Most of the other solitaire variations have the same objective.  However, they are achieved through different means. With Klondike Solitaire, the player must work his or her way through the cards in the tableau in order to “release” them onto the foundation piles.

How to Play Solitaire

To begin playing Klondike Solitaire, the player needs shuffle the cards 3 or 4 times to make sure that the cards are all mixed up. The next step is to build a tableau on the table. The tableau is comprised of 28 cards arranged in the following manner:

  • The player lays a card face up and six more cards side by side facing down.
  • The player then lays another card face up, this time on top of the second card in the row (this is first card that was laid facing down). The player will then lay one more card facing down on top of each of the other 5 cards.
  • Once that is done, another card is laid face up on top of the third card in the row and lays one card face down on the rest of the cards in the row.
  • This process will continue until there’s one face-up card on top of all the piles in the row.

The tableau has an increasing number of cards as the row progresses – one card on the first pile and seven cards on the last pile with the last card facing up on each pile.
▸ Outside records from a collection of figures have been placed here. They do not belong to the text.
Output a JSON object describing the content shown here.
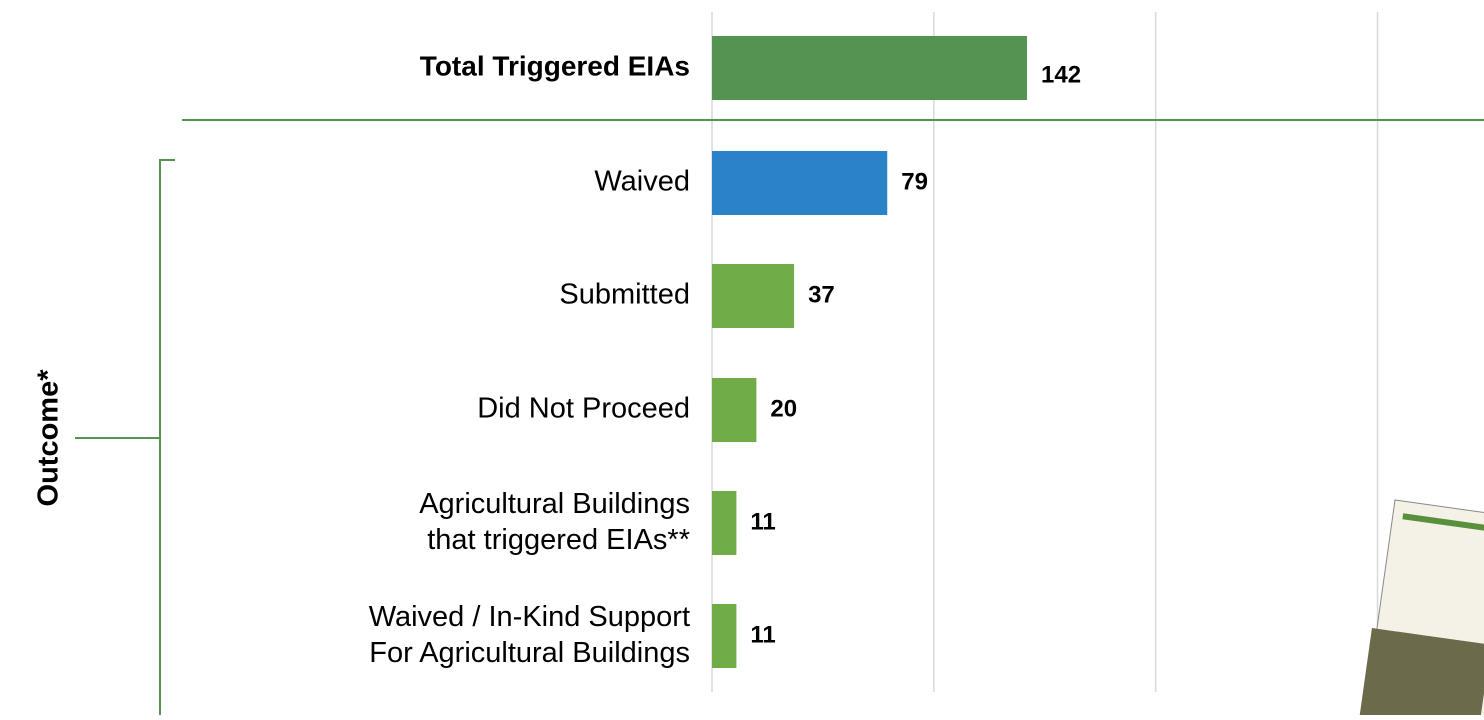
{
  "chart_data": {
    "type": "bar",
    "orientation": "horizontal",
    "categories": [
      "Total Triggered EIAs",
      "Waived",
      "Submitted",
      "Did Not Proceed",
      "Agricultural Buildings\nthat triggered EIAs**",
      "Waived / In-Kind Support\nFor Agricultural Buildings"
    ],
    "values": [
      142,
      79,
      37,
      20,
      11,
      11
    ],
    "colors": [
      "#559350",
      "#2a83c6",
      "#70ad47",
      "#70ad47",
      "#70ad47",
      "#70ad47"
    ],
    "group_label": "Outcome*",
    "xlim": [
      0,
      348
    ],
    "xticks": [
      0,
      100,
      200,
      300
    ],
    "grid": true
  }
}
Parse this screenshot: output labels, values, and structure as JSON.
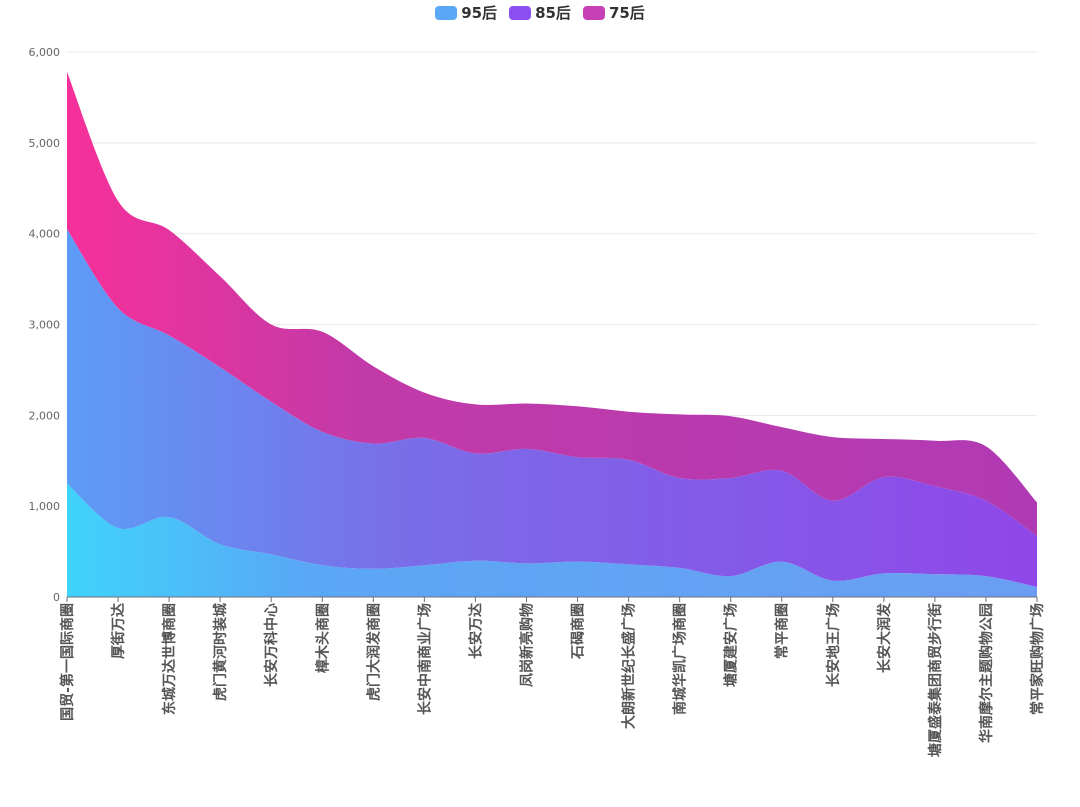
{
  "chart_data": {
    "type": "area",
    "stacked": true,
    "smooth": true,
    "categories": [
      "国贸-第一国际商圈",
      "厚街万达",
      "东城万达世博商圈",
      "虎门黄河时装城",
      "长安万科中心",
      "樟木头商圈",
      "虎门大润发商圈",
      "长安中南商业广场",
      "长安万达",
      "凤岗新亮购物",
      "石碣商圈",
      "大朗新世纪长盛广场",
      "南城华凯广场商圈",
      "塘厦建安广场",
      "常平商圈",
      "长安地王广场",
      "长安大润发",
      "塘厦盛泰集团商贸步行街",
      "华南摩尔主题购物公园",
      "常平家旺购物广场"
    ],
    "series": [
      {
        "name": "95后",
        "color": "#5aa7f5",
        "values": [
          1250,
          760,
          880,
          580,
          470,
          350,
          310,
          350,
          400,
          370,
          390,
          360,
          320,
          230,
          390,
          180,
          260,
          250,
          230,
          110
        ]
      },
      {
        "name": "85后",
        "color": "#8b4ef0",
        "values": [
          2800,
          2420,
          2000,
          1950,
          1680,
          1470,
          1380,
          1400,
          1180,
          1260,
          1150,
          1150,
          990,
          1080,
          1000,
          880,
          1060,
          970,
          830,
          560
        ]
      },
      {
        "name": "75后",
        "color": "#c63fb4",
        "values": [
          1730,
          1180,
          1160,
          1000,
          850,
          1100,
          850,
          500,
          540,
          500,
          560,
          530,
          700,
          680,
          480,
          700,
          420,
          500,
          600,
          370
        ]
      }
    ],
    "ylim": [
      0,
      6000
    ],
    "yticks": [
      "0",
      "1,000",
      "2,000",
      "3,000",
      "4,000",
      "5,000",
      "6,000"
    ],
    "grid": true,
    "legend_position": "top-center"
  }
}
Once the tableau is built, the player then studies the cards that are facing up, looking for cards that are in descending order and have different colors. The player will then take the card with the lower value and place it halfway on top of the card with a higher value. For example, if there is a King of Diamonds and a Queen of Clubs facing up on the tableau, the player will take the Queen of Clubs and place it on top of the King of Diamonds.

Once a card that is facing down is exposed, the player must then turn it over to reveal what that card is and continue arranging cards in descending order.

When there are no more moves left on the tableau, the player then takes the rest of the cards (the draw pile) and reveals cards from the top, three cards at a time. Only the card on top of the revealed draw cards is playable. The cards below it can only be played when the top card has already been played. The player continues to do this until all of the draw cards have been used up. The player can then collect the discarded draw cards and start over.

When an Ace is exposed, it is immediately transferred up to the top of the tableau to create one of the four foundation piles. If the next card on the foundation pile is revealed, the player can then add the card to the foundation pile until all the four foundation piles are completed.  

The Goal: How to Win the Game

To win the game, the player must expose all of the cards in the tableau and transfer them onto the correct foundation pile in ascending order. Each foundation pile must be in the same suit.

Strategies and Tips

There are many ways to win with Klondike Solitaire. Some variations allow the player to draw from the draw pile one at a time, making it easier to find a card to play into the tableau.

Also, players can opt not to place a card into the foundation pile right away if it would help expose more face-down cards in the tableau.